Он встал, прошел к стене и нажал на кнопку. Внезапно яркий свет высветил рисунок на стене. Это был портрет молодой девушки с темными волосами и темными глазами. Нежные черты и красивый оттенок кожи придавала ее лицу кукольное выражение, нарушаемое только изгибом полных чувственных губ.

– Моя дочь Дженнифер, – тихо сказал Монтегю. – Ей было девятнадцать, когда писали этот портрет.

– Она очень красива, – откровенно сказал я.

– Это было три года назад.

Он осторожно опустился на стул. Раздался щелчок, и внезапно портрет снова потемнел. Монтегю несколько секунд изучал мое лицо, затем опустил голову, устремив невидящий взгляд на шахматы.

– Она всегда была трудным ребенком, – пробормотал он. – Совершенно самостоятельна, с сильным характером. С очень раннего возраста умела защищать себя. Через год после того, как был написан этот портрет, она убежала из дома и в Неваде тайно вышла замуж. Думаю, она рассчитывала вернуться домой с триумфом, ведя на поводу своего мужа. Вся затея была абсолютно абсурдна. Человек, за которого она вышла замуж, был охотником за приданым, и я говорил ей об этом еще за три недели до того, как понял, что у нее это серьезнее, чем я думал. Но это типично для Дженнифер – ставить людей перед свершившимся фактом, когда уже ничего нельзя сделать. Но на этот раз я кое-что предпринял.

Он достал сигарету из серебряного портсигара и закурил.

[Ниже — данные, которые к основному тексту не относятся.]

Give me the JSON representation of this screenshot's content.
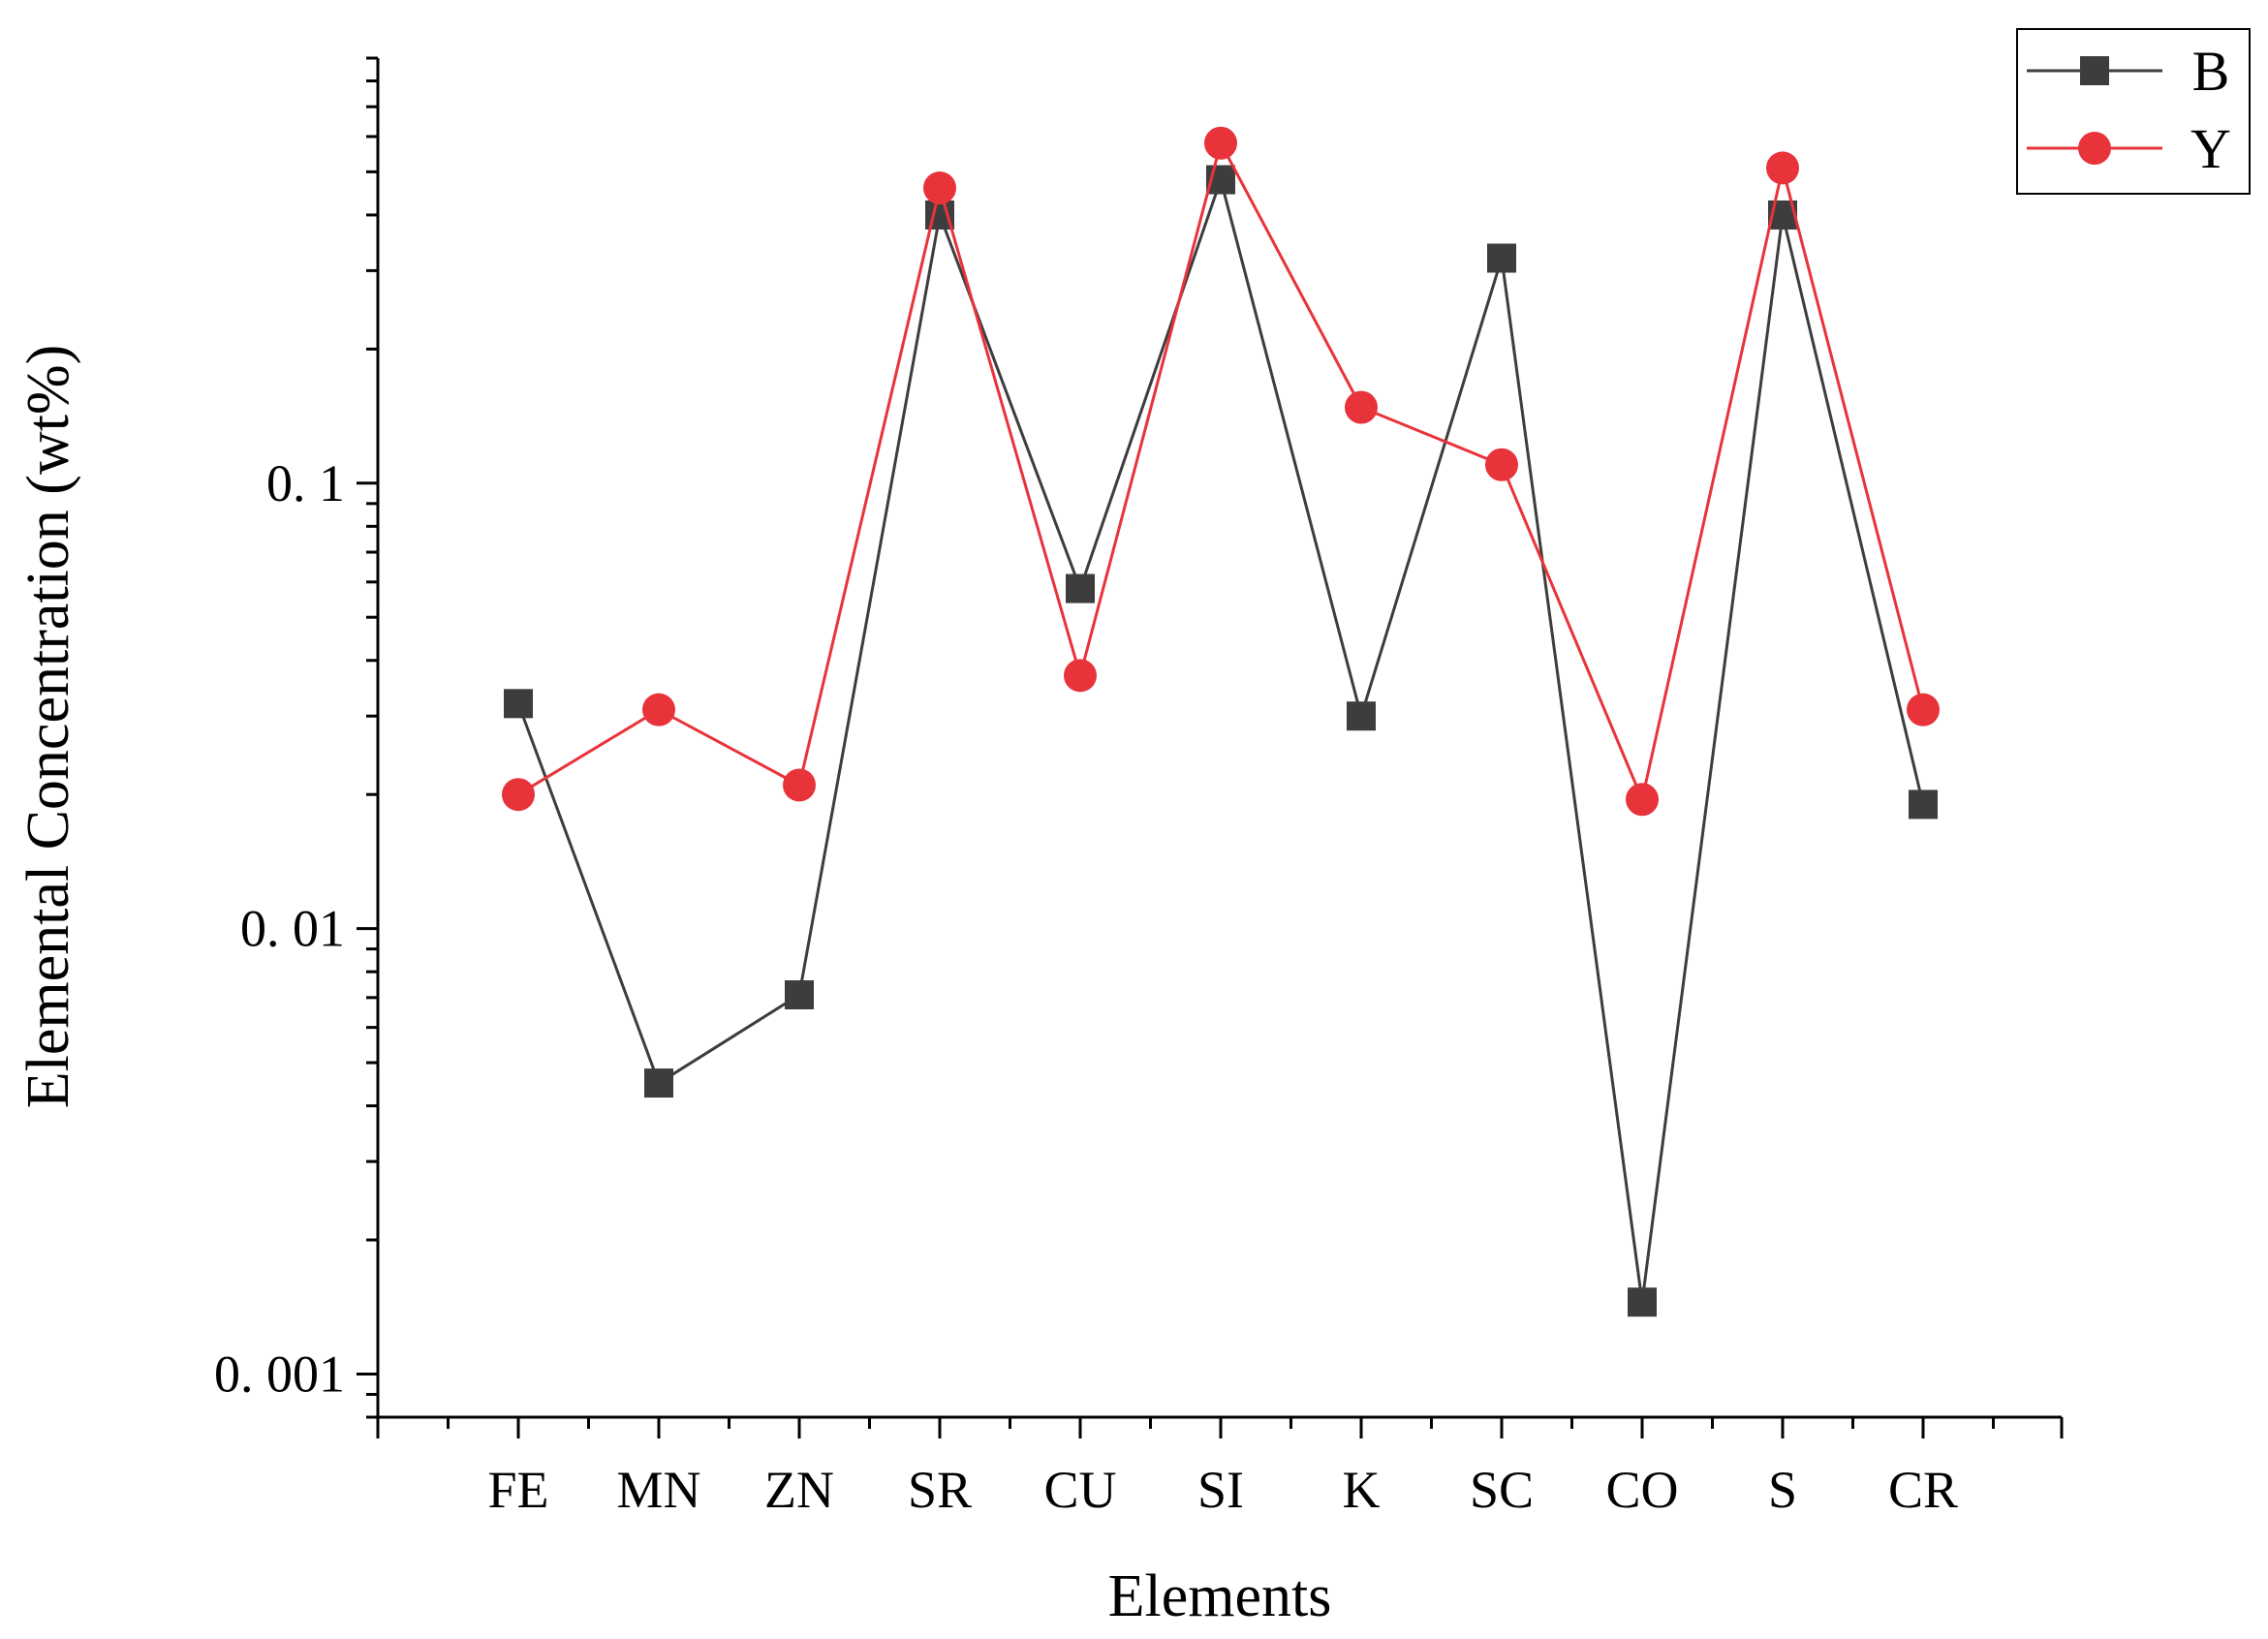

– Я уехал в туристическую поездку в Европу на три месяца за день до того, как новобрачная и ее муж прибыли домой. Мой дворецкий передал Дженнифер записку от меня, потом захлопнул дверь перед их носом. Записка была короткая. Я сообщал, что коли уж моим мнением пренебрегли, она для меня умерла. Выдача денег на ее содержание прекращается. С того момента, как я получил телеграмму о ее замужестве, ее личные вещи вышвырнуты из дома. Она больше не войдет в мой дом. – Указав на портрет, он добавил: – С тех пора я больше не освещал этот портрет ни разу – до сегодняшнего дня.

– Это было два года назад?

– Да, – он быстро кивнул.

– И теперь вы хотите, чтобы я нашел вашу дочь, мистер Монтегю?

– Нет, – сказал он. – Я сам нашел ее прошлой ночью, случайно, в статье на одной из последних страниц вечерней газеты. Она в морге, Холман. Ее нашли мертвой на берегу севернее Малибу, около восьми часов утра.

– Вы думаете, что причина смерти не обязательно несчастный случай, и хотите, чтобы я выяснил все обстоятельства?

– Не пытайтесь угадать мои мысли, Холман. Мне нет дела до того, как она умерла. Несчастный случай, самоубийство – какое это имеет значение? Единственная вещь, которую я хочу знать, как она провела последние два года после своего замужества. С того момента, как умерла ее мать, – Дженнифер было тогда только четыре года – и до самого ухода я знал каждый ее шаг. Но последние два года – чистая страница, которую вы должны заполнить для меня во всех подробностях, начиная с того дня, когда мой дворецкий отдал ей записку, и до вчерашнего утра, когда нашли ее тело, вынесенное на берег.